Ces exigences arrivent aux oreilles du Prince qui décide de demander sa main. Il envoie son homme de confiance faire le nécessaire et en soulignant que sa seule condition est qu’il viendrait seul pour emmener sa femme. Les corbeilles traditionnelles arrivent à la maison de la fiancée en même temps que la somme d’argent demandée en plus de maints cadeaux. Tout ce qui doit être réalisé est fait promptement et le mariage a lieu dans l’intimité. Le Sultan ne sait rien de ce qui se trame : Le Prince pensant que son père s’opposerait à son projet, s’il en avait connaissance.
L’époux n’amène pas sa femme au palais royal comme il se doit, mais voulant l’éprouver l’enferme dans une matmoura, cave souterraine, dont il est le seul à avoir la clef. Il place une plaque de fer sur le soupirail pour qu’elle ne puisse pas contacter les gens passant dans la rue. La jeune mariée est ainsi cloîtrée habillée de sa robe nuptiale, encore maquillée et coiffée. Pour tout repas elle trouve du pain et des olives. Le fis du Sultan ne ferme pas l’œil de la nuit, anxieux de savoir quelle a été la réaction de son épouse. Au petit jour il envoie son fidèle serviteur lever le panneau d’acier fermant le soupirail pour demander à la princesse si elle voulait parler avec son maître. La réponse étant affirmative le mari s’enquiert de la santé de sa femme à travers le hublot.
— Zâïfrana où en es-tu ?
— Je place ma confiance et mon espoir en notre Seigneur !
— Zâïfrana, ne t’es tu pas ennuyée ?
— Mes louanges à Dieu pour ce qu’il m’alloue !
— N’as-tu pas faim Zâïfrana ?
— J’ai mangé et il en reste Grâce à Dieu !
Plusieurs fois par jour le fils du Sultan vient poser ses mêmes questions et obtient les mêmes réponses. Il lui fait parvenir des nouvelles provisions de pain et d’olives, chaque fois qu’il pense
qu’elle en a besoin. Beaucoup de temps passe ainsi.
Un jour la jeune femme pense à considérer les murs de sa prison. Elle cherche tâtonnant dans
l’obscurité, jusqu’à trouver un jour un mur s’effritant d’humidité. Elle gratte de ses doigts une semaine durant et elle réussit enfin à creuser une faille laissant paraître une fine lumière
filtrant du mur. Elle dresse l’oreille, entendant des sons, colle l'oreille et la a presse contre le mur et entend - quelle joie, la voix de sa nourrice. En regardant bien, elle reconnaît la
cuisine de la maison paternelle. Elle appelle, la nurse prend peur pensant que les jnouns, les mauvais génies ne se manifestent et elle se sauve. Le secours arrive bientôt et une grande
pierre est descellée puis une autre et Zâïfrana peut entrer chez elle.

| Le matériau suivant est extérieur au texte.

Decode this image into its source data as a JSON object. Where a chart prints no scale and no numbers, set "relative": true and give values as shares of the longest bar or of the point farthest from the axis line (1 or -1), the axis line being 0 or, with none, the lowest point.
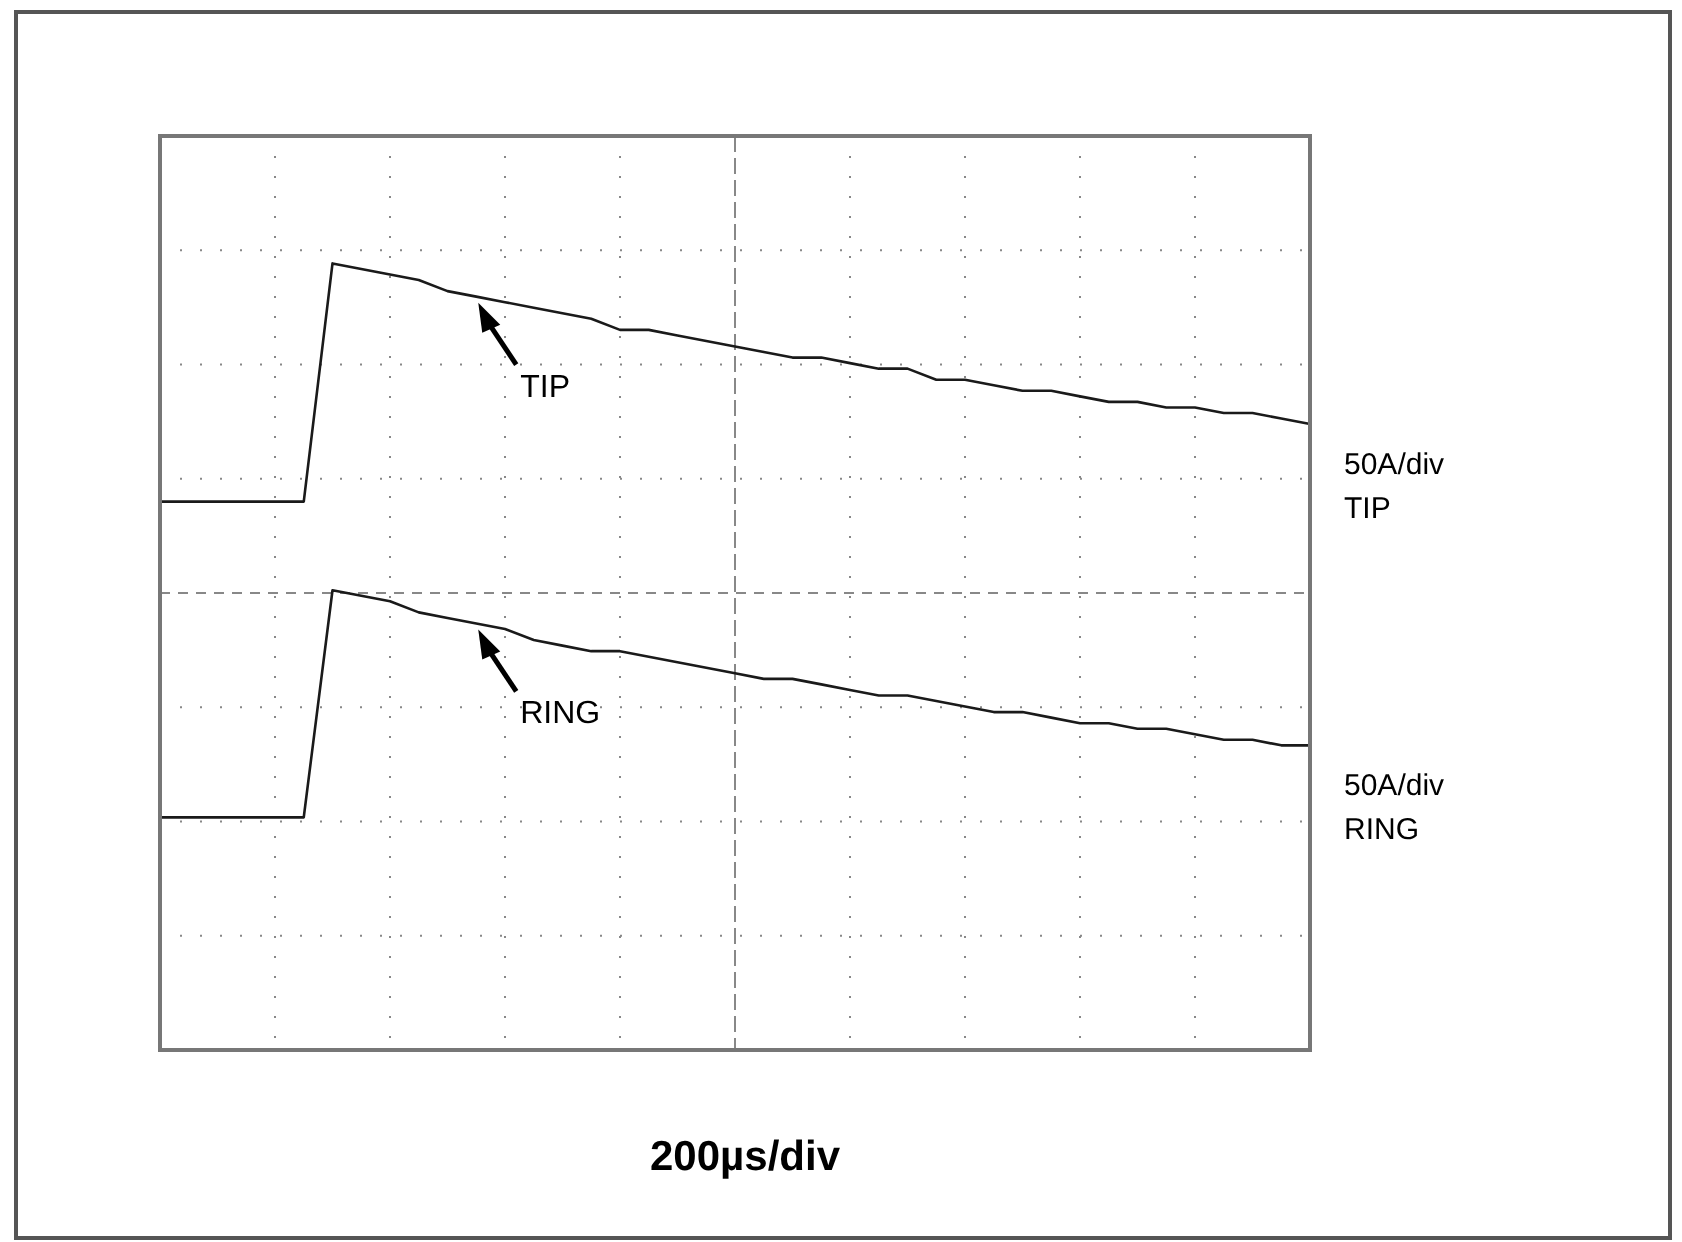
{
  "chart_data": {
    "type": "line",
    "relative": true,
    "grid": true,
    "legend": false,
    "marker": "none",
    "line_style": "solid",
    "categories": [
      null,
      null,
      null,
      null,
      null,
      null,
      null,
      null,
      null,
      null,
      null,
      null,
      null,
      null,
      null,
      null,
      null,
      null,
      null,
      null,
      null,
      null,
      null,
      null,
      null,
      null,
      null,
      null,
      null,
      null,
      null,
      null,
      null,
      null,
      null,
      null,
      null,
      null,
      null,
      null,
      null
    ],
    "series": [
      {
        "name": "TIP",
        "color": "#1a1a1a",
        "values": [
          0.57,
          0.57,
          0.57,
          0.57,
          0.57,
          0.57,
          1.0,
          0.99,
          0.98,
          0.97,
          0.95,
          0.94,
          0.93,
          0.92,
          0.91,
          0.9,
          0.88,
          0.88,
          0.87,
          0.86,
          0.85,
          0.84,
          0.83,
          0.83,
          0.82,
          0.81,
          0.81,
          0.79,
          0.79,
          0.78,
          0.77,
          0.77,
          0.76,
          0.75,
          0.75,
          0.74,
          0.74,
          0.73,
          0.73,
          0.72,
          0.71
        ]
      },
      {
        "name": "RING",
        "color": "#1a1a1a",
        "values": [
          0,
          0,
          0,
          0,
          0,
          0,
          0.41,
          0.4,
          0.39,
          0.37,
          0.36,
          0.35,
          0.34,
          0.32,
          0.31,
          0.3,
          0.3,
          0.29,
          0.28,
          0.27,
          0.26,
          0.25,
          0.25,
          0.24,
          0.23,
          0.22,
          0.22,
          0.21,
          0.2,
          0.19,
          0.19,
          0.18,
          0.17,
          0.17,
          0.16,
          0.16,
          0.15,
          0.14,
          0.14,
          0.13,
          0.13
        ]
      }
    ],
    "annotations": [
      "50A/div\nTIP",
      "50A/div\nRING",
      "200µs/div"
    ]
  }
}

Ses parents la couvrent de baisers et de chaleur humaine, la trouvent bien amaigrie après tant de diète. Après une bonne toilette et bien habillée elle prend un excellent repas réconfortant et
elle raconte enfin ses mésaventures, sa nuit de noces dans un caveau et la conduite bizarre de son époux. Son père fâché veut aller de suite chez le Sultan mais Zâïfrana le retient :
— Papa laisse moi mener cette bataille à ma façon, j’aurais le dernier mot, je te l’assure !
Ensuite elle retourne dans sa cave, remettant sur elle ses défroques, les pierres enlevées reprennent
leurs places. Quand le fils du Sultan revient la voir et lui poser se questions habituelles, il la trouve comme toujours près du soupirail et elle lui répond pareillement à son
habitude.
Désormais elle vit chez ses parents, jouissant du bienfait du hammam, mangeant une nourriture nourrissante, s’habillant bien et ne retournant à la matmoura que lorsque le Prince vient la
visiter.
Lisez la suite prochainement, ne la manquez pas !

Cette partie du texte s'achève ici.